Подыскивая слова, словно и впрямь готовилась к тягостному разговору, я ссылалась на то, что никогда его не знала, откуда я могла узнать? У меня было совсем другое детство… Мне хотелось признаться ему, сказать, что это – моя вина: мне не внятны слова смирения, которыми Он, вырвавший жало смерти, собирает тоскующие души. Смерть, где твое жало? Оно метило в мое сердце. Ад, где твоя победа? Она ступала за мной по пятам…
Девочка подошла к стене и приложила пальцы. С моей стороны стенная грань была прозрачной, с ее – сплошной, я подумала: как в кино, когда свидетели опознают преступников. Нет, в кино – все наоборот. В жизни, в которой она должна была опознать меня, преступницей была я. Ни о чем не подозревая, она стояла у окна и смотрела выше канала. Мои мысли и слова иссякли: своими слабыми силами я никого не сумела убедить.
Я думала о том, что мне нечего сказать своему детскому ангелу, знать не знающему никаких разделений.
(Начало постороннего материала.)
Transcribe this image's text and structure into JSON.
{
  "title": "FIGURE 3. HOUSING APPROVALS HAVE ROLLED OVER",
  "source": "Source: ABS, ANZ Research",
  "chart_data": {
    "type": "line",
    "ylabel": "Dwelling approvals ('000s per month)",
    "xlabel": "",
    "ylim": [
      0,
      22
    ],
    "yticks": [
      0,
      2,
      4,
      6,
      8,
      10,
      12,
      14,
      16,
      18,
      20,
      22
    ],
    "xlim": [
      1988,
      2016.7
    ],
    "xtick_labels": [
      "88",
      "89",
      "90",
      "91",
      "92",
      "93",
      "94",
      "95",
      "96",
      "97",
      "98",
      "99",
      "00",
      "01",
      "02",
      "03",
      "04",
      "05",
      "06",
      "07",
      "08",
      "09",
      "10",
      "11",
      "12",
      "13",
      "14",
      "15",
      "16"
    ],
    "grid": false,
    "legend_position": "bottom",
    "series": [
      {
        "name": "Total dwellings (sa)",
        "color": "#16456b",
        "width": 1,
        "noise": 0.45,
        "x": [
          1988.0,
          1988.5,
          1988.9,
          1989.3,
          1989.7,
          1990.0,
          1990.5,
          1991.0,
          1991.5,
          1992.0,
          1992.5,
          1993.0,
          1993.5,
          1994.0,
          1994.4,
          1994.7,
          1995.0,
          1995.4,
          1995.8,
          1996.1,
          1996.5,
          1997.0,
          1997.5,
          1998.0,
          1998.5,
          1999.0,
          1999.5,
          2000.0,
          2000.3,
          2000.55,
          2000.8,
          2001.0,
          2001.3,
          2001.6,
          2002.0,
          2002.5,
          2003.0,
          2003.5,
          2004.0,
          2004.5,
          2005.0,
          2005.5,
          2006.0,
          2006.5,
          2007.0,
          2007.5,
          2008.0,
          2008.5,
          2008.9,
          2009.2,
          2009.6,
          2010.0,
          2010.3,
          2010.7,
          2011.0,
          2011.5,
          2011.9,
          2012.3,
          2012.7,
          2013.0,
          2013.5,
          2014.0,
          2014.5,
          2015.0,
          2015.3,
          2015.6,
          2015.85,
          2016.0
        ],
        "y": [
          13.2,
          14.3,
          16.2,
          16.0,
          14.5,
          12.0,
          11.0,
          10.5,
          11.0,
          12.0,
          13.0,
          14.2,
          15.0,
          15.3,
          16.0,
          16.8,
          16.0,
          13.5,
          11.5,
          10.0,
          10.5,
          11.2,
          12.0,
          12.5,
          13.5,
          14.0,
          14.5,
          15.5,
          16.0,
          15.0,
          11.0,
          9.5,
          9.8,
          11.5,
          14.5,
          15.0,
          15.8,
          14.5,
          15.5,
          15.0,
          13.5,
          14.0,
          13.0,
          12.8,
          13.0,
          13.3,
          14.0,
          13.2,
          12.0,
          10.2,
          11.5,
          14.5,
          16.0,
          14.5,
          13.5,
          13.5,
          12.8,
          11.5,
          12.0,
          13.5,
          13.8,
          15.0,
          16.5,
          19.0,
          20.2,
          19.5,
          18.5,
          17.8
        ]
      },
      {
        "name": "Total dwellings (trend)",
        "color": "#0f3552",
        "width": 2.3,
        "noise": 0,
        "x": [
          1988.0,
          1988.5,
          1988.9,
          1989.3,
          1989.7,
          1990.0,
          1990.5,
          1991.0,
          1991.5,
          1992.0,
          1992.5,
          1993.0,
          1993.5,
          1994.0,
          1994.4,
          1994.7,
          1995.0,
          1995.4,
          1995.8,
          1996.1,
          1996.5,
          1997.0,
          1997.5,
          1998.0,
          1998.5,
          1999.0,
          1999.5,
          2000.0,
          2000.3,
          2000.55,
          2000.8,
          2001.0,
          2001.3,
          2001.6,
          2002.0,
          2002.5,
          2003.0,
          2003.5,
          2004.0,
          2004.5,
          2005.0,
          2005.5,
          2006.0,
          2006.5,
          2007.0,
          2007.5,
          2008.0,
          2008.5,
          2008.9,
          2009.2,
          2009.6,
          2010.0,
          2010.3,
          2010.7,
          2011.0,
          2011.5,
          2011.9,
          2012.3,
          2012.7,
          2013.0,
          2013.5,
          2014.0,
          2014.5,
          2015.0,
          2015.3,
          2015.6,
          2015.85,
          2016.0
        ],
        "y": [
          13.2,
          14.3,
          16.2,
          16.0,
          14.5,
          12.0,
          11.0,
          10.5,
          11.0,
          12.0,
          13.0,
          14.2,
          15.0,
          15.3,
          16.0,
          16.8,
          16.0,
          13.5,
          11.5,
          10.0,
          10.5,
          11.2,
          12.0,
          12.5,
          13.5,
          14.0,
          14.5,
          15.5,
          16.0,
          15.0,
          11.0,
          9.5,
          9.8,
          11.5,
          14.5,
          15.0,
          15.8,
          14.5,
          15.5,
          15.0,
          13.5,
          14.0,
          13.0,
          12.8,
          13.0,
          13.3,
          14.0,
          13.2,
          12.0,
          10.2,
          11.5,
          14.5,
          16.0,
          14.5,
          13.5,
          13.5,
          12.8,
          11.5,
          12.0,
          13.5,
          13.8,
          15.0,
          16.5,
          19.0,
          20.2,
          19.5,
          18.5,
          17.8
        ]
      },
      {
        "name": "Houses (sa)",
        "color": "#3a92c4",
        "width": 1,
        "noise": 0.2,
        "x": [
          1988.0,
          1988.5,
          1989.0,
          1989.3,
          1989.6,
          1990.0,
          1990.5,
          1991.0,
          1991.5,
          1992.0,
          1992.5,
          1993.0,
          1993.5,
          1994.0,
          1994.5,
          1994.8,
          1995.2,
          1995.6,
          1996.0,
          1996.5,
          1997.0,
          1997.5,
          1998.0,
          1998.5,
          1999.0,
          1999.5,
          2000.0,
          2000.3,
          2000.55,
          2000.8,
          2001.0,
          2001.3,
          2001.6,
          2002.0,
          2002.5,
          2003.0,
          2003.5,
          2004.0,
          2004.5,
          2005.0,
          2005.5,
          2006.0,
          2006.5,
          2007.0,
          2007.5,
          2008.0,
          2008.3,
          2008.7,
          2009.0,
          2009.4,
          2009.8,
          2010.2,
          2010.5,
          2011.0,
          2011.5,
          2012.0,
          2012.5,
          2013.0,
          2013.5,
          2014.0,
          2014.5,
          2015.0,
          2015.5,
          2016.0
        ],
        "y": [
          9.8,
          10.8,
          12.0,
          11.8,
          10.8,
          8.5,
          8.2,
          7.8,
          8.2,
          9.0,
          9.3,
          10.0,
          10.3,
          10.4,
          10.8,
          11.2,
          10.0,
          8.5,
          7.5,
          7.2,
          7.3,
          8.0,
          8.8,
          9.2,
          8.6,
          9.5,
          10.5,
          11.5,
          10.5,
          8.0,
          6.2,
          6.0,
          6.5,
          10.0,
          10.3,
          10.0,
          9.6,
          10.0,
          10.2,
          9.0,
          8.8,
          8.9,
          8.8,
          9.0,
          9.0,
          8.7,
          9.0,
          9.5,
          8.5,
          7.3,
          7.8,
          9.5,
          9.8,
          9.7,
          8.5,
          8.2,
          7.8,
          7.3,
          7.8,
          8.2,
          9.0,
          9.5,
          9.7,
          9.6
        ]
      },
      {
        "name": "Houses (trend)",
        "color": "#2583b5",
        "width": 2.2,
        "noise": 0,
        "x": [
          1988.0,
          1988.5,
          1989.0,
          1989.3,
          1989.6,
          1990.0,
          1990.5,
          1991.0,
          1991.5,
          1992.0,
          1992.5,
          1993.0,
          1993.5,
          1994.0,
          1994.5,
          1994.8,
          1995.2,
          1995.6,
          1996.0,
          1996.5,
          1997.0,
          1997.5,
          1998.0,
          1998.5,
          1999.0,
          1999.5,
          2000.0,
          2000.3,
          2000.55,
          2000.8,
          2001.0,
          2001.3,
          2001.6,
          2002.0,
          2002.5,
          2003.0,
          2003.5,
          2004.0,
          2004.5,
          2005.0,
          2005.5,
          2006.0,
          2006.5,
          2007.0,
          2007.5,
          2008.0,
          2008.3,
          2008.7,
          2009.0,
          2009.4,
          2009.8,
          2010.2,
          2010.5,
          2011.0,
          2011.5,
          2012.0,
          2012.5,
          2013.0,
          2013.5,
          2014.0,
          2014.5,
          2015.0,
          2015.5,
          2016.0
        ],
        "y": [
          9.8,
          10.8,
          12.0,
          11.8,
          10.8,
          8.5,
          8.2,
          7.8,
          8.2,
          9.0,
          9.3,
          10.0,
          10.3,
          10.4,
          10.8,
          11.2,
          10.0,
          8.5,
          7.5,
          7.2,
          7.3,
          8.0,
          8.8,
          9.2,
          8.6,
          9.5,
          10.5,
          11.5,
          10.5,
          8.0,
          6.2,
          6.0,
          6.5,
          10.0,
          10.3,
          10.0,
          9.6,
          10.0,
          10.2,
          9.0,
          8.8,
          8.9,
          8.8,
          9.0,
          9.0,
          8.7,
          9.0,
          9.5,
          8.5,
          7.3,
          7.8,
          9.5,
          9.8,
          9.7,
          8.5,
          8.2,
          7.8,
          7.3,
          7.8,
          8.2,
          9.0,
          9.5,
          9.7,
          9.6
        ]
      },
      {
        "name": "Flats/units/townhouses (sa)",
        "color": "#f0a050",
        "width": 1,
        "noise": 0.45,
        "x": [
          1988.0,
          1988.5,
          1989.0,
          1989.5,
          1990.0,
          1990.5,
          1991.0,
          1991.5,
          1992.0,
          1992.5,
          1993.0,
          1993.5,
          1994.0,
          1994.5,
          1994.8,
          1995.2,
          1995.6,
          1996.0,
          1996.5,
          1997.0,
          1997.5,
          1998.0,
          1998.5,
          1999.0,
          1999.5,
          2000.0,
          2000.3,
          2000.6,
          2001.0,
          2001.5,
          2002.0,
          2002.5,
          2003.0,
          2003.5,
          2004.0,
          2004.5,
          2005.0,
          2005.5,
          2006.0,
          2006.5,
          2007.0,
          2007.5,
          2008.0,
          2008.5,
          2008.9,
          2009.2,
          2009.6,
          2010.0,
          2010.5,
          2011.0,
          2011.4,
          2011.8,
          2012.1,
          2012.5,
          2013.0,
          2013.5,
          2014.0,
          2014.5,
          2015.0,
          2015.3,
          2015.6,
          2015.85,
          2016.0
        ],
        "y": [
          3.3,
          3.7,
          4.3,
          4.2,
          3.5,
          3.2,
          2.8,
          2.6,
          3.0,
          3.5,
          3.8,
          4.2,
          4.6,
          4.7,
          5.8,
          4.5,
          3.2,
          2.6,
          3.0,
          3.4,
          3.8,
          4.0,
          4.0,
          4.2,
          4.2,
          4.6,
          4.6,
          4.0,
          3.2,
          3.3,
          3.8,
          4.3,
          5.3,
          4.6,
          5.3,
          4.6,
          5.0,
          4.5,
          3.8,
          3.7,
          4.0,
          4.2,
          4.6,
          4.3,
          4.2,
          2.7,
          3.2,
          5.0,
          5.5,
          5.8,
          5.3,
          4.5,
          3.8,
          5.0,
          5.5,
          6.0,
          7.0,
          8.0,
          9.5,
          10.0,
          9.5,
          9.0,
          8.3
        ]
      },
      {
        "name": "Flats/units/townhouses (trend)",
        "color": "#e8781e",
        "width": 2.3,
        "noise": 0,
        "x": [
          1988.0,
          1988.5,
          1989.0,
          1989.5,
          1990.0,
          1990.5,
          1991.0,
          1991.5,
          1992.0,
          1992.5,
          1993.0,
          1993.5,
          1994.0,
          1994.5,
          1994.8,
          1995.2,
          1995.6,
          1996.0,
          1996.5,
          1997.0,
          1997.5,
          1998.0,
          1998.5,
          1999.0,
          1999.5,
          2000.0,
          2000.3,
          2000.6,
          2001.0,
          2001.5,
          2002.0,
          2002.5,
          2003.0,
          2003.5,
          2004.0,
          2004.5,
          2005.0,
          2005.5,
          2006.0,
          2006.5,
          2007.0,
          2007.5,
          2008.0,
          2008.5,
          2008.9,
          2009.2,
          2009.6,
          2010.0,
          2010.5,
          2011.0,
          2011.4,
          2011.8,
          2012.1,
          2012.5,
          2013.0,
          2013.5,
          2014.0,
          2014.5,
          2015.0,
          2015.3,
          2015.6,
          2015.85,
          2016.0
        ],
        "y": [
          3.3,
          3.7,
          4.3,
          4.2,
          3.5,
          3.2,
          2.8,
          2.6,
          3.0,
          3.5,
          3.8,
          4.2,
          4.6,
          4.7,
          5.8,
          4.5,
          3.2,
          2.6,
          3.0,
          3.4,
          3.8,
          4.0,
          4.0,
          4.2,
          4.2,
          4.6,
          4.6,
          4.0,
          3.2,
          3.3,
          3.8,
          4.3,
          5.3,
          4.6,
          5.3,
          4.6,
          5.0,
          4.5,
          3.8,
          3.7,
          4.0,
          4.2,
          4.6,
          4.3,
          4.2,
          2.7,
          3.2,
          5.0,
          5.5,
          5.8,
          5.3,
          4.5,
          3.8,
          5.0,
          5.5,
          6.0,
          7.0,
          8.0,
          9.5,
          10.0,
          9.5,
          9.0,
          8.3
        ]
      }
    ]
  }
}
Некрещеная девочка, к которой он все равно прислушивался, умела разговаривать с ним без слов. Ее жизнь была простой и радостной, и радость, которую она знала, оставалась бесплотной: в ней не было тела и крови. Низа и земли. Ее душе, не связанной с землей, не требовалось никаких усилий, чтобы смотреть вверх. Вытирая слезы, застившие глаза, я думала о том, что, если бы вступила на этот путь раньше, я успела бы научиться соединять в себе верх и землю прежде, чем в моем теле раздался бы зов крови… Взрослой рукой, изрезанной голубоватыми венами, я вытерла щеки. Видение исчезло. Ушло обратно – за грань.
* * *
В ближайшие дни Митя не позвонил. Видимо, он действительно уехал – на этот раз в его словах не было уловки. К концу недели муж заговорил о Прощеном воскресенье, настаивая, чтобы я, в согласии с академической традицией, сопровождала его. К последнему воскресенью перед Великим постом в Академии готовились заранее, муж сказал, будет служить сам владыка Никодим. Я спросила про Никольский. Там – никого особенного , муж сказал, весь бомонд у нас, и, узнав об этом, я решилась – туда.
Накануне я видела сон. Во сне открылась широкая лесная поляна. По всему пространству, как грибы, стояли беловатые шляпки, в которых, присмотревшись, я узнала просфорки. Я шла от края к середине, а с другого края, медленно приближаясь, двигался Митя. Он глядел в землю и загребал ногами, словно ворошил сухие листья. Подойдя ближе, я увидела: как грибники – поганки, он сбивал сапогами просфоры…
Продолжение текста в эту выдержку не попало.